Rethinking System Reliability
The boundaries aren’t where you think they are
Rethinking System Reliability
The boundaries aren’t where you think they are
We tend to think of system reliability as something that exists inside the system.
A reliable system is expected to:
execute correctly
remain available
resist corruption
preserve integrity
enforce its rules consistently
And within those boundaries, modern systems have become extraordinarily good. They can validate signatures, order events, replicate state across continents, and enforce deterministic rules with astonishing precision.
But there is a problem hidden inside this model.
It assumes the boundaries of reliability are located where the computation is happening.
They are not.
The real boundaries lie elsewhere.
There is a limit to what digital systems can establish on their own.
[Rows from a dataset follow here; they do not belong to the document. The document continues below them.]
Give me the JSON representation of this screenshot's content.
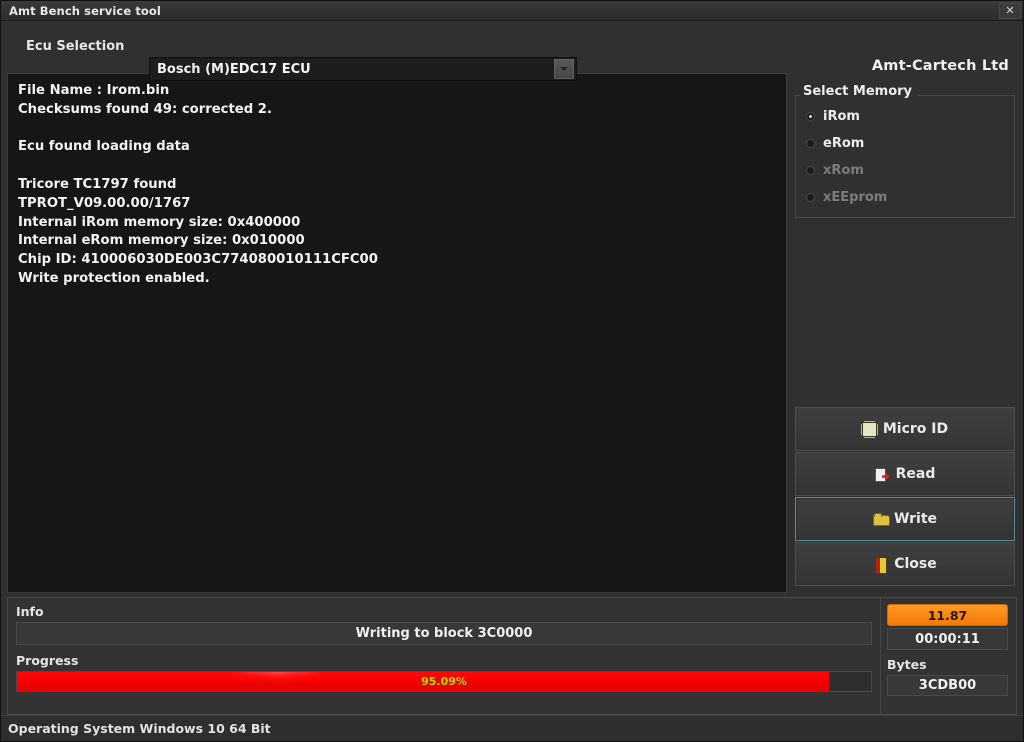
{
  "window": {
    "title": "Amt Bench service tool",
    "close_label": "✕"
  },
  "header": {
    "ecu_selection_label": "Ecu Selection",
    "ecu_selected": "Bosch (M)EDC17 ECU",
    "brand": "Amt-Cartech Ltd"
  },
  "log": {
    "lines": [
      "File Name : Irom.bin",
      "Checksums found 49: corrected 2.",
      "",
      "Ecu found loading data",
      "",
      "Tricore TC1797 found",
      "TPROT_V09.00.00/1767",
      "Internal iRom memory size: 0x400000",
      "Internal eRom memory size: 0x010000",
      "Chip ID: 410006030DE003C774080010111CFC00",
      "Write protection enabled."
    ]
  },
  "memory": {
    "group_title": "Select Memory",
    "options": [
      {
        "label": "iRom",
        "selected": true,
        "disabled": false
      },
      {
        "label": "eRom",
        "selected": false,
        "disabled": false
      },
      {
        "label": "xRom",
        "selected": false,
        "disabled": true
      },
      {
        "label": "xEEprom",
        "selected": false,
        "disabled": true
      }
    ]
  },
  "actions": {
    "buttons": [
      {
        "label": "Micro ID",
        "icon": "chip-icon",
        "focused": false
      },
      {
        "label": "Read",
        "icon": "read-icon",
        "focused": false
      },
      {
        "label": "Write",
        "icon": "folder-icon",
        "focused": true
      },
      {
        "label": "Close",
        "icon": "door-icon",
        "focused": false
      }
    ]
  },
  "bottom": {
    "info_label": "Info",
    "info_message": "Writing to block 3C0000",
    "progress_label": "Progress",
    "progress_percent_text": "95.09%",
    "progress_percent": 95.09,
    "voltage": "11.87",
    "elapsed_time": "00:00:11",
    "bytes_label": "Bytes",
    "bytes_value": "3CDB00"
  },
  "statusbar": {
    "text": "Operating System Windows 10 64 Bit"
  },
  "colors": {
    "progress_fill": "#ff1010",
    "progress_text": "#a8e000",
    "voltage_bg": "#f58a12",
    "focus_border": "#5f8f96"
  }
}
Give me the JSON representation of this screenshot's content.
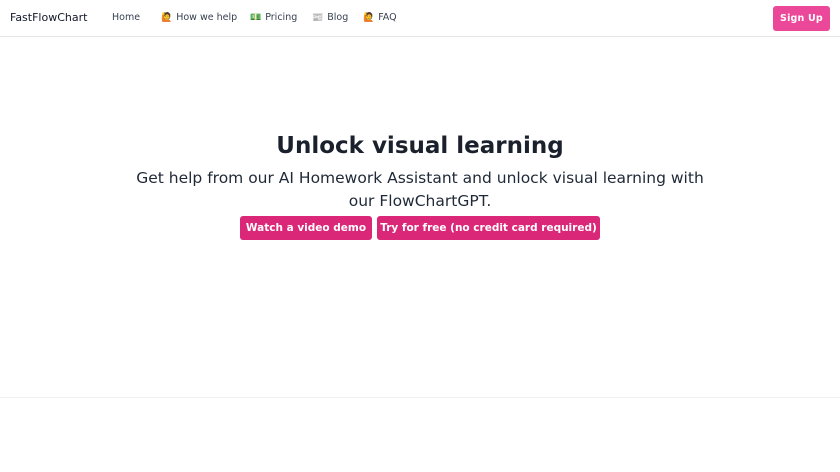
{
  "nav": {
    "brand": "FastFlowChart",
    "links": [
      {
        "icon": "",
        "label": "Home"
      },
      {
        "icon": "🙋",
        "label": "How we help"
      },
      {
        "icon": "💵",
        "label": "Pricing"
      },
      {
        "icon": "📰",
        "label": "Blog"
      },
      {
        "icon": "🙋",
        "label": "FAQ"
      }
    ],
    "signup_label": "Sign Up"
  },
  "hero": {
    "title": "Unlock visual learning",
    "subtitle": "Get help from our AI Homework Assistant and unlock visual learning with our FlowChartGPT.",
    "demo_button": "Watch a video demo",
    "try_button": "Try for free (no credit card required)"
  },
  "colors": {
    "signup": "#ec4899",
    "cta": "#db2777"
  }
}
They can demonstrate correctness. They can show that rules were followed, that data remained unchanged, that a signature mathematically corresponds to a key. But there are things they cannot prove from within, no matter how sophisticated the protocol becomes.
They cannot prove:
who is trustworthy
when something truly counts
whether an action was meaningfully intended
These are not implementation details. They are structural constraints.
What emerges, once you separate these concerns clearly enough, is a different model of reliability altogether.
Systems provide correctness. Reliability comes from outside the system.
Correctness is the easier domain to understand because it is self-contained.
A signature verifies or it does not. A hash matches or it does not. A state transition follows the rules or it is rejected. These are determinate questions. They require no interpretation and no judgment. Correctness is mechanical because it is built on logic operating over fixed assumptions.
Correctness rests on axioms and rules.
Axioms define the primitives and assumptions of the system. Rules define what transitions are valid within it. Once these are established, everything else can be derived and verified mechanically.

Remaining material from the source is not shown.